BYBLACK DUCK

Updated Search Results, Report Duplicate Projects, and Performance Improvements

Today’s blog post is a recap of the work we’ve done for Sprints 7, 8 and 9, covering the past 6 weeks since my last blog post. If you want to stay up-to-date what we’re doing each Sprint as it happens, check out the Ohloh releases page.

Updated Search Results

We’ve made some changes to the way search displays results:

  • Tags: Based on a user request, we’ve now added tags to search results
  • More metrics: Search results now show lines of code and number of users
  • Other UI tweaks to improve the overall user experience

 

We’ve removed the “all” search and set the default to search projects, making the search faster and results more relevant. Previously, the default search would search for all projects, people, and forums. Based on usage behavior, we determined that users are looking for either a project or a person (or something in the forums), so it made sense to restrict the scope of the search to one of these types.

 

Report Duplicates

Users can now report to site administrators (aka the Ohloh team) whenever they find a project to be a duplicate of another project. Ohloh will merge all data associated with the project, including ratings, reviews, contributors, and so forth, into the original project.

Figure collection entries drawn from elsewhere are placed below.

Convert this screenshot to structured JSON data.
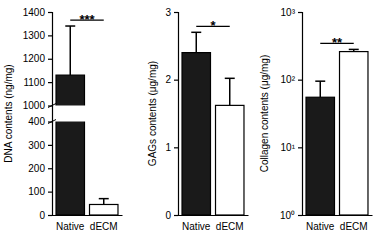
{
  "chart_data": [
    {
      "type": "bar",
      "ylabel": "DNA contents (ng/mg)",
      "categories": [
        "Native",
        "dECM"
      ],
      "values": [
        1130,
        45
      ],
      "errors": [
        210,
        25
      ],
      "colors": [
        "#1a1a1a",
        "#ffffff"
      ],
      "ylim": [
        0,
        1400
      ],
      "yticks": [
        0,
        100,
        200,
        300,
        400,
        1000,
        1100,
        1200,
        1300,
        1400
      ],
      "annotations": [
        "***"
      ]
    },
    {
      "type": "bar",
      "ylabel": "GAGs contents (μg/mg)",
      "categories": [
        "Native",
        "dECM"
      ],
      "values": [
        2.4,
        1.62
      ],
      "errors": [
        0.3,
        0.4
      ],
      "colors": [
        "#1a1a1a",
        "#ffffff"
      ],
      "ylim": [
        0,
        3
      ],
      "yticks": [
        0,
        1,
        2,
        3
      ],
      "annotations": [
        "*"
      ]
    },
    {
      "type": "bar",
      "ylabel": "Collagen contents (μg/mg)",
      "categories": [
        "Native",
        "dECM"
      ],
      "values": [
        55,
        260
      ],
      "errors": [
        40,
        20
      ],
      "colors": [
        "#1a1a1a",
        "#ffffff"
      ],
      "ylim": [
        1,
        1000
      ],
      "log": "y",
      "yticks": [
        {
          "value": 1,
          "label": "10⁰"
        },
        {
          "value": 10,
          "label": "10¹"
        },
        {
          "value": 100,
          "label": "10²"
        },
        {
          "value": 1000,
          "label": "10³"
        }
      ],
      "annotations": [
        "**"
      ]
    }
  ]
}
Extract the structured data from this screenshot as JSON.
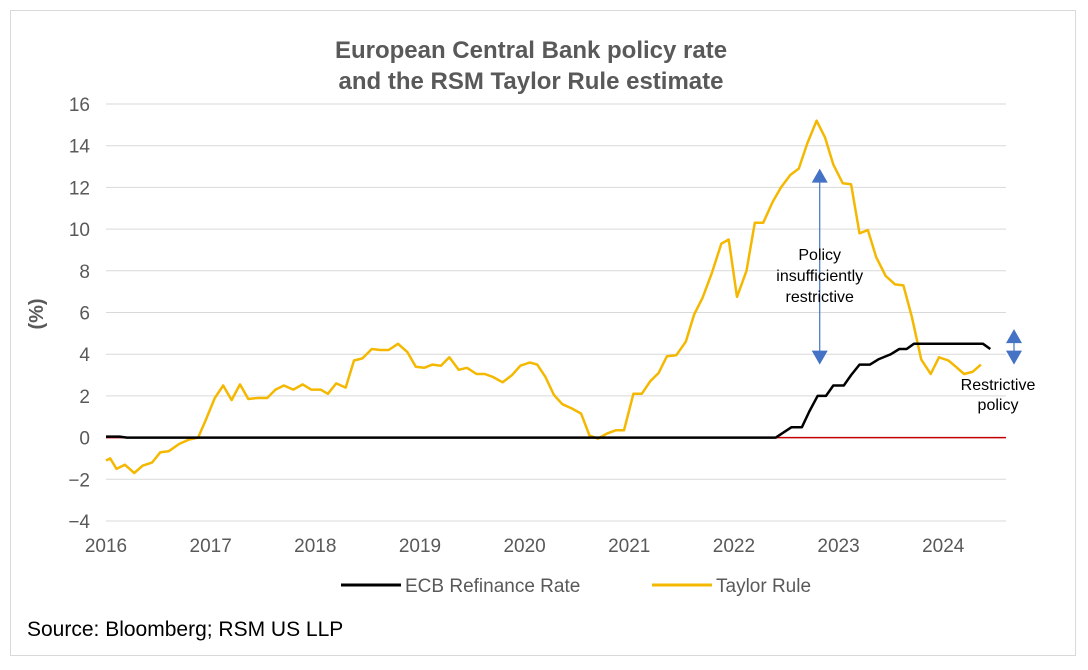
{
  "chart_data": {
    "type": "line",
    "title_lines": [
      "European Central Bank policy rate",
      "and the RSM Taylor Rule estimate"
    ],
    "ylabel": "(%)",
    "xlabel": "",
    "ylim": [
      -4,
      16
    ],
    "yticks": [
      -4,
      -2,
      0,
      2,
      4,
      6,
      8,
      10,
      12,
      14,
      16
    ],
    "xlim": [
      2016.0,
      2024.6
    ],
    "xticks": [
      "2016",
      "2017",
      "2018",
      "2019",
      "2020",
      "2021",
      "2022",
      "2023",
      "2024"
    ],
    "grid": "horizontal",
    "legend_position": "bottom",
    "zero_line_color": "#c00000",
    "series": [
      {
        "name": "ECB Refinance Rate",
        "color": "#000000",
        "points": [
          [
            2016.0,
            0.05
          ],
          [
            2016.13,
            0.05
          ],
          [
            2016.2,
            0.0
          ],
          [
            2022.4,
            0.0
          ],
          [
            2022.55,
            0.5
          ],
          [
            2022.65,
            0.5
          ],
          [
            2022.72,
            1.25
          ],
          [
            2022.8,
            2.0
          ],
          [
            2022.88,
            2.0
          ],
          [
            2022.95,
            2.5
          ],
          [
            2023.05,
            2.5
          ],
          [
            2023.12,
            3.0
          ],
          [
            2023.2,
            3.5
          ],
          [
            2023.3,
            3.5
          ],
          [
            2023.38,
            3.75
          ],
          [
            2023.5,
            4.0
          ],
          [
            2023.58,
            4.25
          ],
          [
            2023.65,
            4.25
          ],
          [
            2023.72,
            4.5
          ],
          [
            2024.38,
            4.5
          ],
          [
            2024.45,
            4.25
          ]
        ]
      },
      {
        "name": "Taylor Rule",
        "color": "#f5b800",
        "points": [
          [
            2016.0,
            -1.1
          ],
          [
            2016.04,
            -1.0
          ],
          [
            2016.1,
            -1.5
          ],
          [
            2016.18,
            -1.3
          ],
          [
            2016.27,
            -1.7
          ],
          [
            2016.35,
            -1.35
          ],
          [
            2016.44,
            -1.2
          ],
          [
            2016.52,
            -0.7
          ],
          [
            2016.6,
            -0.65
          ],
          [
            2016.7,
            -0.3
          ],
          [
            2016.79,
            -0.1
          ],
          [
            2016.88,
            0.0
          ],
          [
            2016.95,
            0.8
          ],
          [
            2017.04,
            1.9
          ],
          [
            2017.12,
            2.5
          ],
          [
            2017.2,
            1.8
          ],
          [
            2017.28,
            2.55
          ],
          [
            2017.36,
            1.85
          ],
          [
            2017.45,
            1.9
          ],
          [
            2017.54,
            1.9
          ],
          [
            2017.62,
            2.3
          ],
          [
            2017.7,
            2.5
          ],
          [
            2017.79,
            2.3
          ],
          [
            2017.88,
            2.55
          ],
          [
            2017.96,
            2.3
          ],
          [
            2018.05,
            2.3
          ],
          [
            2018.12,
            2.1
          ],
          [
            2018.2,
            2.6
          ],
          [
            2018.29,
            2.4
          ],
          [
            2018.37,
            3.7
          ],
          [
            2018.45,
            3.8
          ],
          [
            2018.54,
            4.25
          ],
          [
            2018.62,
            4.2
          ],
          [
            2018.7,
            4.2
          ],
          [
            2018.79,
            4.5
          ],
          [
            2018.88,
            4.1
          ],
          [
            2018.96,
            3.4
          ],
          [
            2019.04,
            3.35
          ],
          [
            2019.12,
            3.5
          ],
          [
            2019.2,
            3.45
          ],
          [
            2019.28,
            3.85
          ],
          [
            2019.37,
            3.25
          ],
          [
            2019.45,
            3.35
          ],
          [
            2019.54,
            3.05
          ],
          [
            2019.62,
            3.05
          ],
          [
            2019.7,
            2.9
          ],
          [
            2019.79,
            2.65
          ],
          [
            2019.88,
            3.0
          ],
          [
            2019.96,
            3.45
          ],
          [
            2020.05,
            3.6
          ],
          [
            2020.12,
            3.5
          ],
          [
            2020.2,
            2.9
          ],
          [
            2020.28,
            2.05
          ],
          [
            2020.36,
            1.6
          ],
          [
            2020.45,
            1.4
          ],
          [
            2020.54,
            1.15
          ],
          [
            2020.62,
            0.1
          ],
          [
            2020.7,
            -0.05
          ],
          [
            2020.79,
            0.2
          ],
          [
            2020.87,
            0.35
          ],
          [
            2020.95,
            0.35
          ],
          [
            2021.04,
            2.1
          ],
          [
            2021.12,
            2.1
          ],
          [
            2021.2,
            2.7
          ],
          [
            2021.28,
            3.1
          ],
          [
            2021.36,
            3.9
          ],
          [
            2021.45,
            3.95
          ],
          [
            2021.54,
            4.6
          ],
          [
            2021.62,
            5.9
          ],
          [
            2021.7,
            6.7
          ],
          [
            2021.79,
            7.9
          ],
          [
            2021.88,
            9.3
          ],
          [
            2021.95,
            9.5
          ],
          [
            2022.03,
            6.75
          ],
          [
            2022.12,
            8.0
          ],
          [
            2022.2,
            10.3
          ],
          [
            2022.28,
            10.3
          ],
          [
            2022.37,
            11.3
          ],
          [
            2022.45,
            12.0
          ],
          [
            2022.54,
            12.6
          ],
          [
            2022.62,
            12.9
          ],
          [
            2022.7,
            14.1
          ],
          [
            2022.79,
            15.2
          ],
          [
            2022.87,
            14.4
          ],
          [
            2022.95,
            13.1
          ],
          [
            2023.04,
            12.2
          ],
          [
            2023.12,
            12.15
          ],
          [
            2023.2,
            9.8
          ],
          [
            2023.28,
            9.95
          ],
          [
            2023.36,
            8.65
          ],
          [
            2023.45,
            7.75
          ],
          [
            2023.54,
            7.35
          ],
          [
            2023.62,
            7.3
          ],
          [
            2023.7,
            5.8
          ],
          [
            2023.79,
            3.75
          ],
          [
            2023.88,
            3.05
          ],
          [
            2023.96,
            3.85
          ],
          [
            2024.05,
            3.7
          ],
          [
            2024.12,
            3.4
          ],
          [
            2024.2,
            3.05
          ],
          [
            2024.28,
            3.15
          ],
          [
            2024.36,
            3.5
          ]
        ]
      }
    ],
    "annotations": [
      {
        "lines": [
          "Policy",
          "insufficiently",
          "restrictive"
        ],
        "arrow_from": 3.5,
        "arrow_to": 12.9,
        "arrow_x": 2022.82
      },
      {
        "lines": [
          "Restrictive",
          "policy"
        ],
        "arrow_from": 3.5,
        "arrow_to": 5.2,
        "arrow_x": 2024.62
      }
    ],
    "arrow_color": "#4472c4"
  },
  "legend": {
    "items": [
      {
        "label": "ECB Refinance Rate",
        "color": "#000000"
      },
      {
        "label": "Taylor Rule",
        "color": "#f5b800"
      }
    ]
  },
  "source": "Source: Bloomberg; RSM US LLP"
}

The feature is found on the project page under Edit – Report Duplicate.

 

Performance Improvements

Ohloh operates a large cluster of servers that together process over 50,000 source code downloads and analyses every day. With so much going on, if even just a small percentage of our jobs fail, we end up with a large number of problems that need to be investigated. We’ve added better back end tools to help us manage failures. By categorizing similar failures, we can identify, fix, and re-schedule jobs more efficiently. This should lead to fewer noticeable problems for end users.

We’ve also instrumented the Ohloh server code with profiling hooks to measure our performance at every step during our analyses. This will help us identify the hot spots in Ohloh’s server code, telling us where to focus our attention to speed up Ohloh’s processing overall.